Advanced detector fuels discovery by allowing users to collect massive datasets in less time.
The National Synchrotron Light Source II (NSLS-II), a DOE Office of Science User Facility at the U.S. Department of Energy’s Brookhaven National Laboratory, is a truly international resource. Geoscientists from Australia and France recently trekked across the globe to aim NSLS-II’s tiny, intense beams of x-ray light at thin samples of nickel-rich mineral gathered from a mine in far-off Siberia. They scanned these slices of geological material to see what other chemical elements were associated with the nickel.
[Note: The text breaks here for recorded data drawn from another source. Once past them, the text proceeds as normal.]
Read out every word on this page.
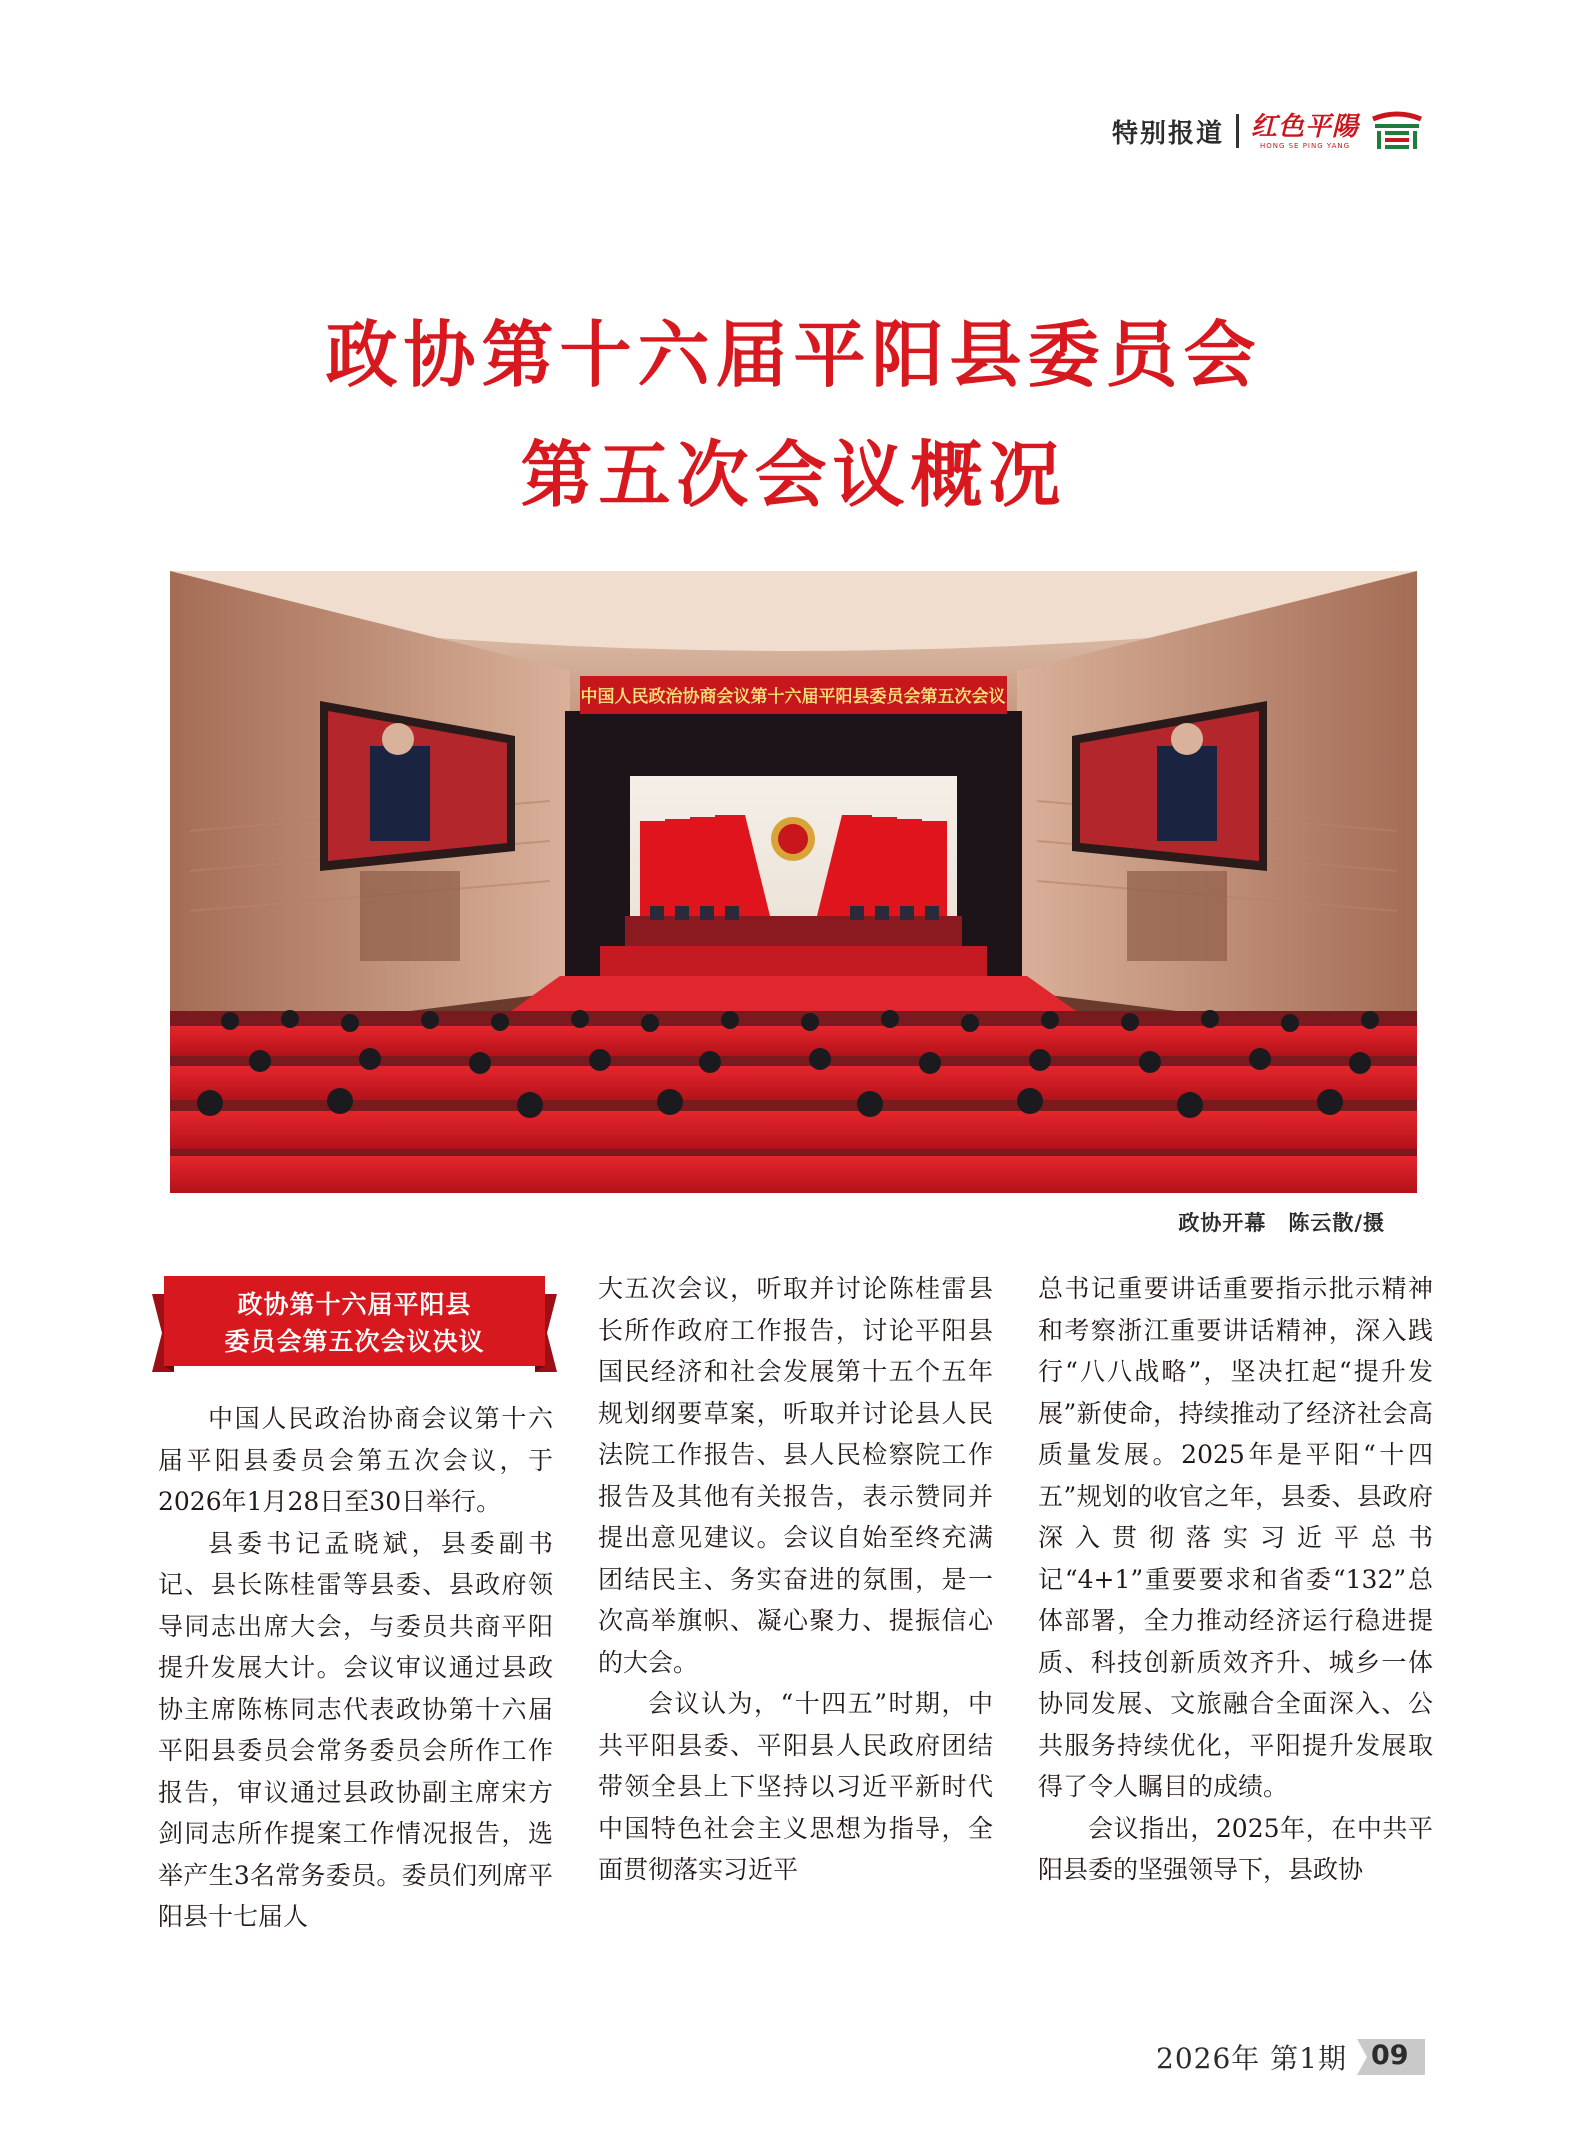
特别报道 红色平陽
HONG SE PING YANG
政协第十六届平阳县委员会
第五次会议概况
中国人民政治协商会议第十六届平阳县委员会第五次会议
政协开幕　陈云散/摄
政协第十六届平阳县
委员会第五次会议决议

中国人民政治协商会议第十六届平阳县委员会第五次会议，于2026年1月28日至30日举行。

县委书记孟晓斌，县委副书记、县长陈桂雷等县委、县政府领导同志出席大会，与委员共商平阳提升发展大计。会议审议通过县政协主席陈栋同志代表政协第十六届平阳县委员会常务委员会所作工作报告，审议通过县政协副主席宋方剑同志所作提案工作情况报告，选举产生3名常务委员。委员们列席平阳县十七届人

大五次会议，听取并讨论陈桂雷县长所作政府工作报告，讨论平阳县国民经济和社会发展第十五个五年规划纲要草案，听取并讨论县人民法院工作报告、县人民检察院工作报告及其他有关报告，表示赞同并提出意见建议。会议自始至终充满团结民主、务实奋进的氛围，是一次高举旗帜、凝心聚力、提振信心的大会。

会议认为，“十四五”时期，中共平阳县委、平阳县人民政府团结带领全县上下坚持以习近平新时代中国特色社会主义思想为指导，全面贯彻落实习近平

总书记重要讲话重要指示批示精神和考察浙江重要讲话精神，深入践行“八八战略”，坚决扛起“提升发展”新使命，持续推动了经济社会高质量发展。2025年是平阳“十四五”规划的收官之年，县委、县政府深入贯彻落实习近平总书记“4+1”重要要求和省委“132”总体部署，全力推动经济运行稳进提质、科技创新质效齐升、城乡一体协同发展、文旅融合全面深入、公共服务持续优化，平阳提升发展取得了令人瞩目的成绩。

会议指出，2025年，在中共平阳县委的坚强领导下，县政协

2026年 第1期 09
The group also examined slices of minerals grown in a lab, and compared results from the two sample suites to learn how massive metal deposits form.
Their experiment was the first to use a newly installed x-ray detector, called Maia, mounted at NSLS-II’s Submicron Resolution X-Ray Spectroscopy (SRX) beamline. Scientists from around the world come to SRX to create high-definition images of mineral deposits, aerosols, algae—just about anything they need to examine with millionth-of-a-meter resolution. Maia, developed by a collaboration between NSLS-II, Brookhaven’s Instrumentation Division and Australia’s Commonwealth Scientific and Industrial Research Organization (CSIRO), can scan centimeter-scale sample areas at micron scale resolution in just a few hours—a process that used to take weeks.